Auf dem Flugplatz bei Rothenburg in der Oberlausitz ist Nummer 001 jetzt immer wieder zu sehen. Offenbar sucht er eine Frau. Die Vogelkundler sagen: Der rote Strich über den Augen der Auerhähne steht für eine anstehende Balz – also das Werben um ein Huhn. Da es hier zwar viele Hühner, aber keine Auerhühner gibt, ist das bunte Schauspiel mit Nummer 001 wohl nur noch wenige Tage zu bewundern. Viele haben das schon getan.

Immer wieder kommen Anwohner in Rudolf Garacks Drogerie, obwohl sie nichts kaufen wollen. Sie wollen ihm etwas erzählen. Von einem Auerhahn, den sie in der Rothenburger Gegend gesehen haben. Garack ist nicht nur Fotograf und Drogist, sondern auch Jäger und Falkner. „Ich habe den Auerhahn selber schon ein paar Mal gesehen“, erzählt er. „Auf dem Flugplatz und in Bremenhain lässt er sich manchmal blicken.“ Und tatsächlich: Im Norden des Landkreises scheint ein zweiter Auerhahn zu leben. Ein zweiter?

Angefangen hat das Spektakel für alle Vogelfreunde Anfang Januar: In Hähnichen taucht immer wieder ein Auerhahn auf, am Bahnhof und bei der benachbarten Kindertagesstätte. Aus mehreren Gründen ist das aufsehenerregend. Wildlebende Verbände gibt es in der Oberlausitz eigentlich nicht mehr. Noch seltsamer an der Sache: Der Hähnichener Auerhahn trägt eine Antenne auf dem Rücken. Das Rätsel um Tier und Antenne ist schnell gelöst: Der Vogel stammt aus einem polnischen Wiederauswilderungs-Projekt.

Nun fliegt also ein zweiter Auerhahn durch die Gegend. Rudolf Garack und Ernst Gottschlich, Kreisbeauftragter des Naturschutzbundes Deutschland (Nabu) haben ihn beide schon fotografiert. „Ich habe ihn Siegfried genannt“, erzählt Garack.

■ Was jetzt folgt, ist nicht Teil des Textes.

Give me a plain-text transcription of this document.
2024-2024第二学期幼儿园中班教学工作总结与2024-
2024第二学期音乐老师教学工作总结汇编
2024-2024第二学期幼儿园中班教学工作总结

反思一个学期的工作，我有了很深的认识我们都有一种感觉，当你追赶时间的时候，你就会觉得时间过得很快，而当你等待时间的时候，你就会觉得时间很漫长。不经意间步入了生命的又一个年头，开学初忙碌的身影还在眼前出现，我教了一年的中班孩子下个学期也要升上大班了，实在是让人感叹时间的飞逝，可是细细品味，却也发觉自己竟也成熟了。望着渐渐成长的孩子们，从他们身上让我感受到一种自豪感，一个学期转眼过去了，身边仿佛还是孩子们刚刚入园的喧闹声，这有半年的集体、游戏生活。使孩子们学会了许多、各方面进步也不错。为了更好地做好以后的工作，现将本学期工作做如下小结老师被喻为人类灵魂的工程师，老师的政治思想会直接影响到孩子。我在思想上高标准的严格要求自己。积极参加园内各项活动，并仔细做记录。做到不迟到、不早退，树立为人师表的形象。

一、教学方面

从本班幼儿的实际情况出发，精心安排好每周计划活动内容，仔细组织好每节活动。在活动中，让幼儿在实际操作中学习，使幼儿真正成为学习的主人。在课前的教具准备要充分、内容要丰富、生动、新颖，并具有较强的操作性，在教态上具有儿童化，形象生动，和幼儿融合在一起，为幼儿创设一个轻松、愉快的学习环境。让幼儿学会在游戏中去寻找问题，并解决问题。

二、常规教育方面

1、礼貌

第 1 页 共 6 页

Auch Siegfried trägt wie sein Hähnichener Vorgänger einen Ring um den Fuß, aber keine Antenne. Einst hatte er aber eine. Denn auch der Siegfried stammt aus dem Auswilderungsprojekt in Polen. Nummer 001 steht auf dem Fußring.

Seit 2013 auf freiem Fuß

Der erste Auerhahn, der aus der polnischen Aufzuchtstation freigelassen wurde, ist er aber nicht. Gerhard Symalla, Revierförster beim Bundesforst, steht mit den polnischen Kollegen in Kontakt. „Wir wissen jetzt, dass der Rothenburger Auerhahn 2013 freigelassen worden ist“, erzählt er.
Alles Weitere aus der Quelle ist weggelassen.